In order to use this collapse transition in the best possible way, we have studied its details for a polymer brush displaying thermoresponsiveness in water, for both continuous films [1-3] and nanopatterned islands [4,5]. We show that nanopatterning affects the collapse transition, and explain this in relation with the structure of the patterned islands. We also show that the collapse of a non-patterned brush is spread over about 20°C, progressing from the bottom of the brush towards its outer part which eventually collapses abruptly in a first order surface transition.

Finally, we use this knowledge to prepare smart bioactive coatings capable to exhibit and hide grafted antibacterial peptides, and to switch the surface from bactericidal to cell-repelling at about 37°C in aqueous solutions [6,7]. This illustrates that the knowledge of the details of the collapse transition can be used to advantageously show or hide drug molecules, thereby offering serious perspectives for applications in the field of medicine.

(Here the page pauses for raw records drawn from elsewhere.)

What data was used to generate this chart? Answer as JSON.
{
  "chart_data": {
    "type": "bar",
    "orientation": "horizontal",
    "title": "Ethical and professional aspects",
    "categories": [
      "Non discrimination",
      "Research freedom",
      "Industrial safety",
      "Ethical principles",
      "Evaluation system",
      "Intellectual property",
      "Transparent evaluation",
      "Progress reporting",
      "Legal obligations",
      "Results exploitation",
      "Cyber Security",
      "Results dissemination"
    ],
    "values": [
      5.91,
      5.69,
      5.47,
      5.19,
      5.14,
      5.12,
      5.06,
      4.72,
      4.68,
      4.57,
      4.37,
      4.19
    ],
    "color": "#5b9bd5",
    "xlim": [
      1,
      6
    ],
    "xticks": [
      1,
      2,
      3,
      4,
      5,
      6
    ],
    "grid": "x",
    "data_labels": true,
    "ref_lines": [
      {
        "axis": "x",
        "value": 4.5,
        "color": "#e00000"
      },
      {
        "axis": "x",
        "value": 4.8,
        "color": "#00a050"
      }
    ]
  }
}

[1] Jonas, A. M.; Glinel, K.; Oren, R.; Nysten, B.; Huck, W. T. S. Macromolecules 2007, 40, 4403–4405.
[2] Laloyaux, X.; Mathy, B.; Nysten, B.; Jonas, A. M. Langmuir 2010, 26, 838-847.

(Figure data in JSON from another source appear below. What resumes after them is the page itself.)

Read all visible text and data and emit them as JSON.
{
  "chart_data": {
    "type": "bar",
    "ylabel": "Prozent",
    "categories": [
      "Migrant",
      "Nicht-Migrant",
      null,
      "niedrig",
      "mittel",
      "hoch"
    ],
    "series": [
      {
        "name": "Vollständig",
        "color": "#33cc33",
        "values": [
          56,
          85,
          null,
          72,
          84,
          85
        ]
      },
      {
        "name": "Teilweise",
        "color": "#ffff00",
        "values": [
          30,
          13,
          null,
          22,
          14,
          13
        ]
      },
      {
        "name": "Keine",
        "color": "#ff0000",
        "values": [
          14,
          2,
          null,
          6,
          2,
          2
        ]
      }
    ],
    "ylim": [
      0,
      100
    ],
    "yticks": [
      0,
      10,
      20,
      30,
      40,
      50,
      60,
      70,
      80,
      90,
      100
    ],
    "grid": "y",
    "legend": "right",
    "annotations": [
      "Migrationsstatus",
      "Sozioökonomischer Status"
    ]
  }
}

[3] Laloyaux, X.; Mathy, B.; Nysten, B.; Jonas, A. M., Macromolecules 2010, 43, 7744-7751.
[4] Jonas, A. M.; Hu, Z.; Glinel, K.; Huck, W. T. S., Macromolecules 2008, 41, 6859-6863.
[5] Jonas, A. M.; Hu, Z.; Glinel, K.; Huck, W. T. S., Nano Lett. 2008, 8, 3819-3824.
[6] Glinel, K.; Jonas, A. M.; Jouenne, T.; Leprince, J.; Galas, L.; Huck, W. T. S. Bioconj. Chem. 2009, 20, 71.
[7] Laloyaux, X.; Fautré, E.; Blin, T.; Purohit, V.; Leprince, J.; Jouenne, T.; Jonas, A. M., Glinel, K., Adv. Mater. 2010, 22, 5024-5028.